The campaign estimated that 2.2 million hectares of forest have been cleared for cocaine production in Colombia. Pollution from production — kerosene, sulfuric acid, acetone, and carbide are used to process the leaves — has fouled waterways while armed groups operating in forests areas have decimated wildlife for food and target practice.



“The real price of cocaine is not just among communities and on the streets here, but in communities and on the streets of Colombia,” British Home Office Minister Vernon Coaker was quoted as saying by during a May press conference.



Coca eradication also takes a toll



Anti-drugs efforts have also harmed ecologically sensitive areas in Colombia.



Colombia has long battled a cocaine-fueled insurgency in its remote regions. In an effort to destroy the rebels’ chief source of income, the Colombian government has targeted coca fields with aerial spraying of herbicides. Coca provides the key ingredient in cocaine and its eradication is a fundamental part of the US-backed war on drugs.



Much of Colombia’s coca is grown by poor farmers because it generates more income than any other crop. Typically farmers convert the plant into coca paste and sell it to groups — including paramilitaries and Colombian rebels — who refine it into cocaine and export the narcotic to markets like the United States, Europe, and increasingly, Brazil.

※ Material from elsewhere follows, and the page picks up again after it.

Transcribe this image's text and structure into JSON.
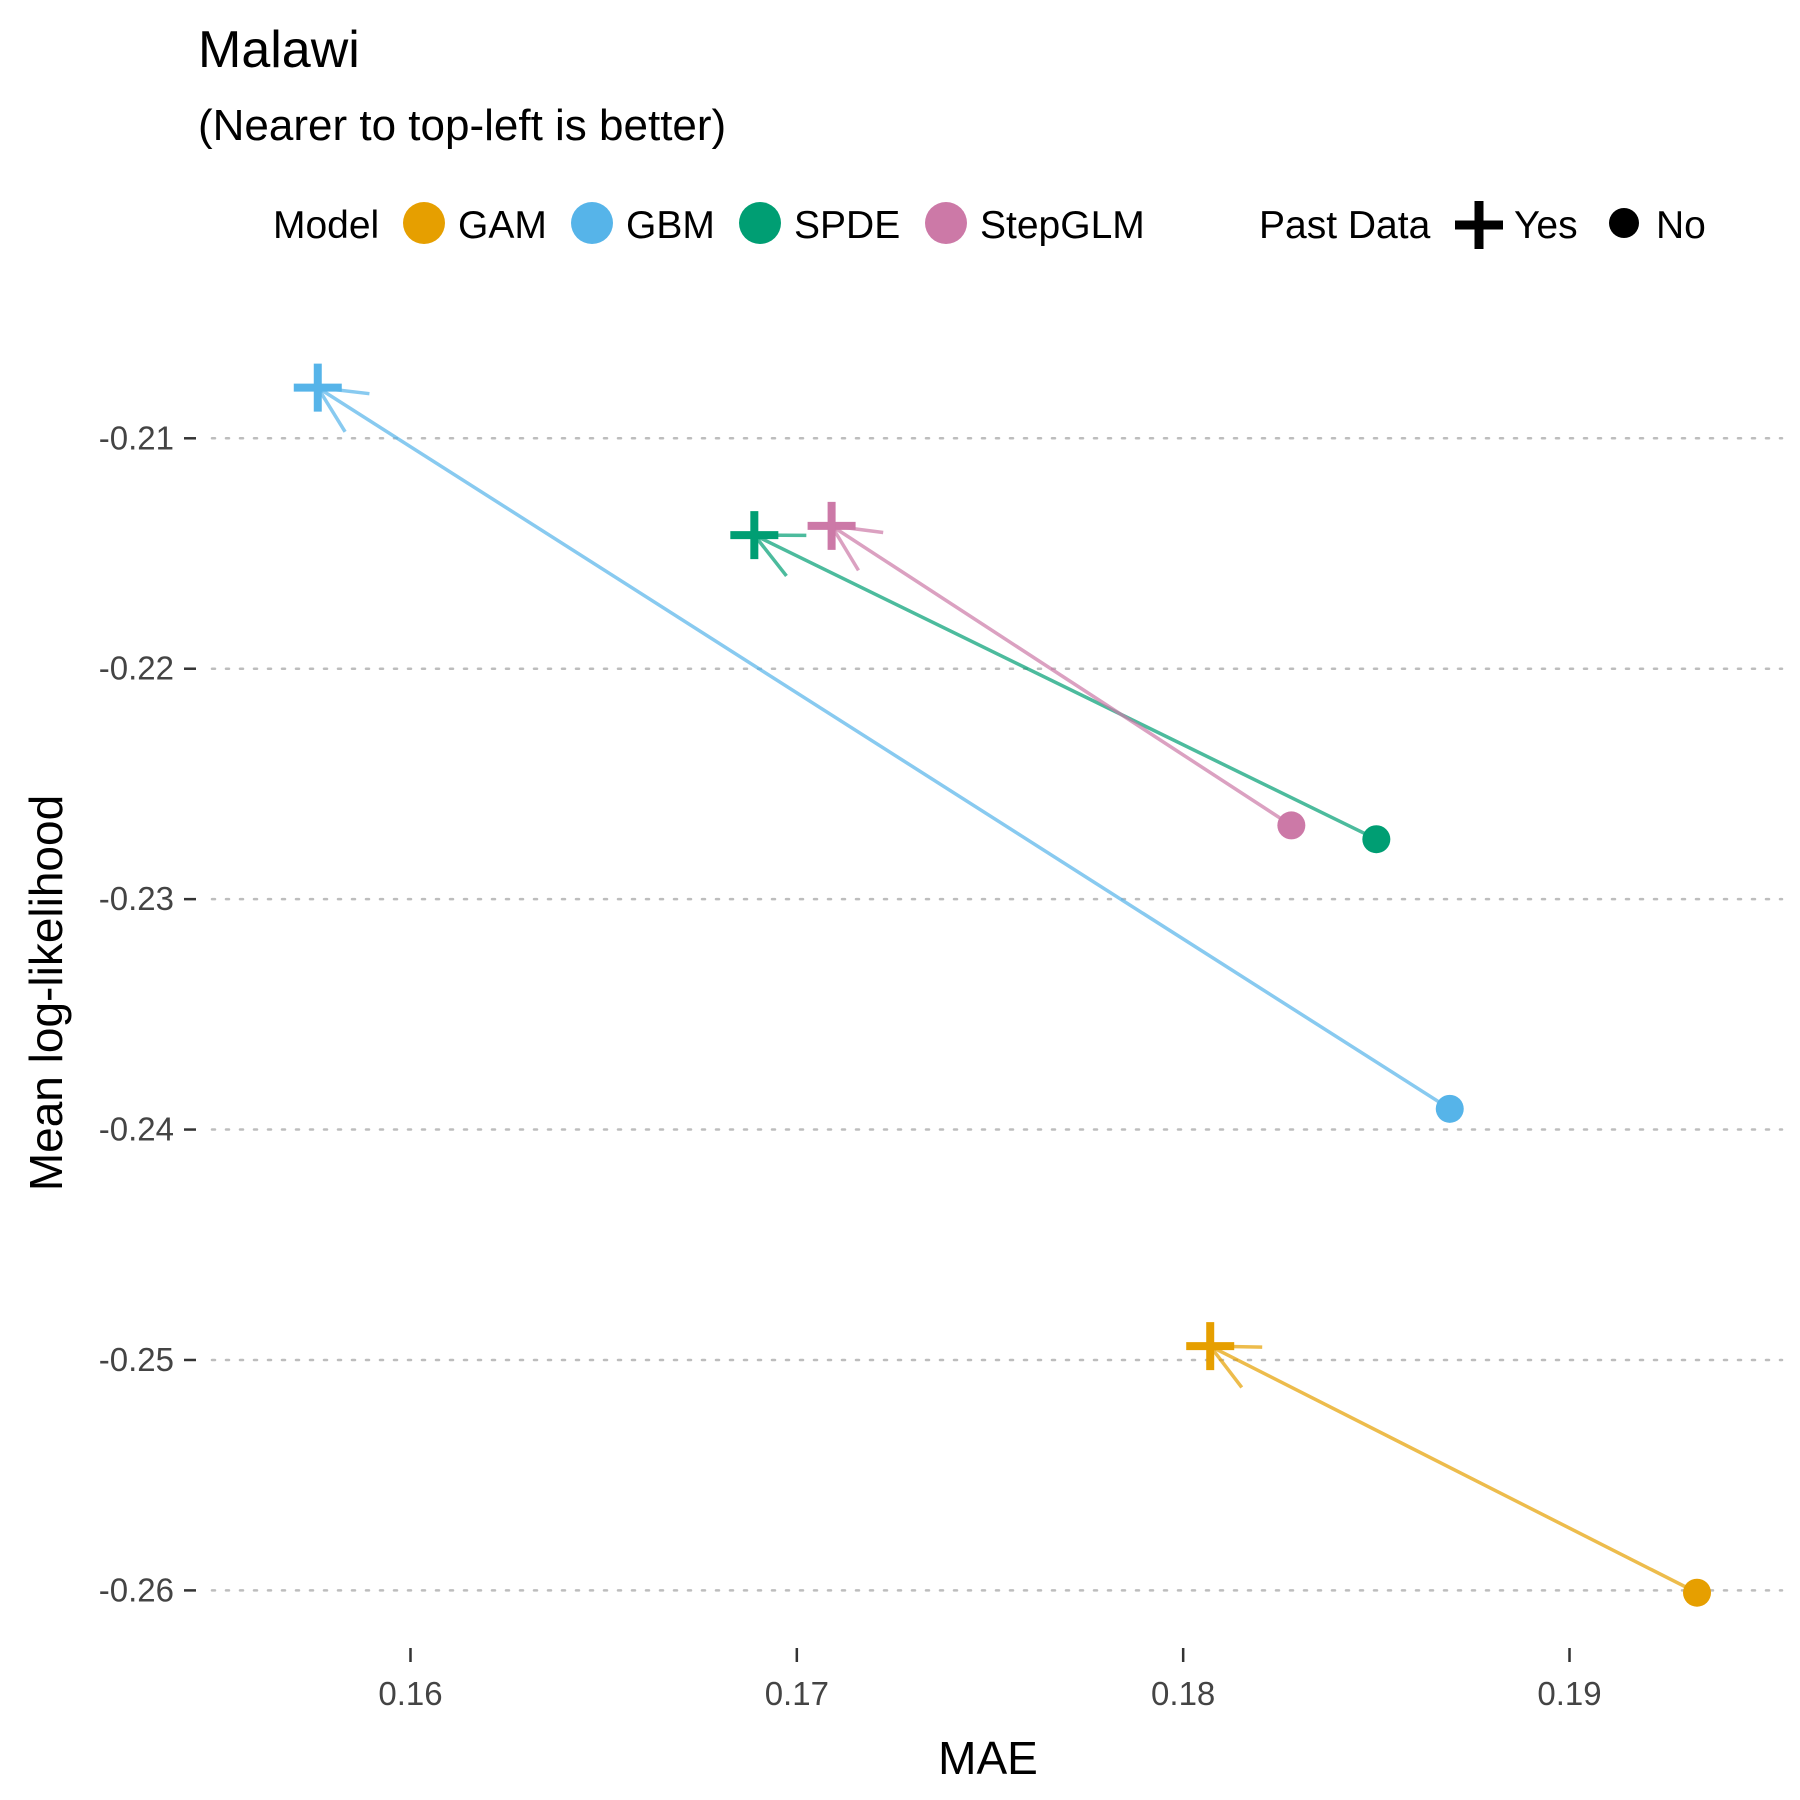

Drug eradication efforts have focused on aerial fumigation programs where herbicides (a mixture that includes Monsanto Corporation’s Roundup and Cosmo-Flux 411F) are dropped by crop-duster planes on suspect vegetation. Since the concoction is a non-selective herbicide, surrounding vegetation — including subsistence crops and native plants — are killed as well. Environmentalists, indigenous rights’ groups, and even the government of Ecuador have complained that widespread spraying of herbicides could pose health threats to locals as well as damage to the environment. Local reports suggest that farmers often replant coca seedlings soon after spraying, making the whole exercise somewhat futile.



In 2005 a report from the White House Office of National Drug Control Policy showed that a massive aerial spraying offensive in 2004 failed to reduce the area of coca under cultivation in Colombia. Drug eradication efforts in the country have lately resulted in the shifting of large-scale coca production into the extensive rainforests of Chocó state, a biodiversity hotspot in northwest Colombia.






This article uses excerpts from a previous mongabay.com post.